Back then, art center CEO Marsha Chamberlin says, the mortgage payment was less than the center was spending to rent studio space elsewhere. And few worried about the debt when the economy was strong: in 2001, the center’s WineFest fund-raiser alone netted $225,000. But student fees never covered the cost of running the Art Factory, and donations have plunged: this year’s WineFest brought in just $62,000.

The center’s staff, which peaked at eighteen in 1997, has shrunk to eleven people. The studios are back at the center’s headquarters on West Liberty, which was renovated this summer.

Chamberlin says she is thrilled with the changes, which included taking back some adjoining space the center had previously rented out. Most visibly, an exhibit gallery was moved upstairs, making room for a pottery studio right in the front display window. At the Art Factory, Chamberlin says, prospective students “had to go looking” for the studios. “Now,” she says with a smile, “it is going to be in their face.”

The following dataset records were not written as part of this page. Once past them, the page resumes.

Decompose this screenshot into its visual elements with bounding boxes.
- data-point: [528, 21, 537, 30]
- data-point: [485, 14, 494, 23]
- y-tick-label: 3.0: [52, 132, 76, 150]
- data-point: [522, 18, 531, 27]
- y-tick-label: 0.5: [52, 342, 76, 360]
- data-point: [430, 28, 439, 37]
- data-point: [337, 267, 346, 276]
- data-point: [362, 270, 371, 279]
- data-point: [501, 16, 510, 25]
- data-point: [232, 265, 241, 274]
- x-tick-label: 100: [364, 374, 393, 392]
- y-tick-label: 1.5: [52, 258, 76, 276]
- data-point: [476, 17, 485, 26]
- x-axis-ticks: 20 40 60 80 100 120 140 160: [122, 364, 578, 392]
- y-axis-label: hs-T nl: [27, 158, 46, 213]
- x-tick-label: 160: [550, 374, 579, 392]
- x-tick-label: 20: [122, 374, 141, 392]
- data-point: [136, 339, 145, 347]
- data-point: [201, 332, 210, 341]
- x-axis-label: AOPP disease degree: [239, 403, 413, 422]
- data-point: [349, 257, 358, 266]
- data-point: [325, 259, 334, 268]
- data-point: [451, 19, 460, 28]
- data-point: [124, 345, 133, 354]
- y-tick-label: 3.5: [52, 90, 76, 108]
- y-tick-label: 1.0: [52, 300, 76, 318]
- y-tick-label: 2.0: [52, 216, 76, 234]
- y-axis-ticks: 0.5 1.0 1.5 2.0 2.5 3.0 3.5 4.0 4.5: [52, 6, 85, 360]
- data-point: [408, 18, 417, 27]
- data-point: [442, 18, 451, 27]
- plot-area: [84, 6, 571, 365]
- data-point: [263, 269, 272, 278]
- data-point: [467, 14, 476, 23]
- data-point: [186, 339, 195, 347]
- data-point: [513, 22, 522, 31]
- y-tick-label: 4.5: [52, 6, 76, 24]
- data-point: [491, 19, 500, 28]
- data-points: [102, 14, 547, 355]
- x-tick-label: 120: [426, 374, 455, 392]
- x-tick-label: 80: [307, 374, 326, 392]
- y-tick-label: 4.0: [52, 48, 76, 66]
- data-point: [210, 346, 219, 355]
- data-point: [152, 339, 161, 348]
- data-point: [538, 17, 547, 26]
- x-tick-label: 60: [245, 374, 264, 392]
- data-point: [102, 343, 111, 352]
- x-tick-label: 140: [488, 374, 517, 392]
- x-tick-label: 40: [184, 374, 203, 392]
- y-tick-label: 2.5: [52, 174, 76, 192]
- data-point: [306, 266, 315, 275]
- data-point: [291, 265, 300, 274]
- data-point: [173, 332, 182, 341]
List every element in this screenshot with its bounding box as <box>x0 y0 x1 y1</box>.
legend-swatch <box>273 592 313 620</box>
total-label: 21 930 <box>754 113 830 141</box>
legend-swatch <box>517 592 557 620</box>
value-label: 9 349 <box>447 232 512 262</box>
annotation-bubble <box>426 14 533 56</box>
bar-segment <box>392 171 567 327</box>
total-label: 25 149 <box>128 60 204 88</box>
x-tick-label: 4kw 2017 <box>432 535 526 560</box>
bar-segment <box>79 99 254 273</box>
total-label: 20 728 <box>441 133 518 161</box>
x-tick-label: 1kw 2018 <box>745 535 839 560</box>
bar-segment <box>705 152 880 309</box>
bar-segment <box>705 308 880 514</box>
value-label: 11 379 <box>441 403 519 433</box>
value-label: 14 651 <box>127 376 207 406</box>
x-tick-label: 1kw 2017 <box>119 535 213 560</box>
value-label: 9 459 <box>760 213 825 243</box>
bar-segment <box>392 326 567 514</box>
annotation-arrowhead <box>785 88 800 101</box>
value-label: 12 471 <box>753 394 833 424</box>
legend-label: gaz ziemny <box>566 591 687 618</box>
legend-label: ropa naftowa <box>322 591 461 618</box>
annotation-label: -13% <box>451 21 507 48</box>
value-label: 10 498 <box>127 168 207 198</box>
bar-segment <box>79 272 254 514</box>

Chamberlin, a former potter, was hired as the group’s first paid director in 1979 and has led it ever since. She says having everything under one roof makes the center much easier to manage. And, without the Art Factory’s mortgage to pay, “we are weaning ourselves from using WineFest to pay operating expenses. Our goal is for the profits of WineFest to be used solely as cash reserves.”

This year, the art center also came up with a new fund-raiser: hoop-shaped bike racks that announced “art” in colorful letters. Paid for by the DDA, they’ve popped up all over downtown. Thirty center supporters and nearby businesses have contributed $1,000 each to sponsor a rack.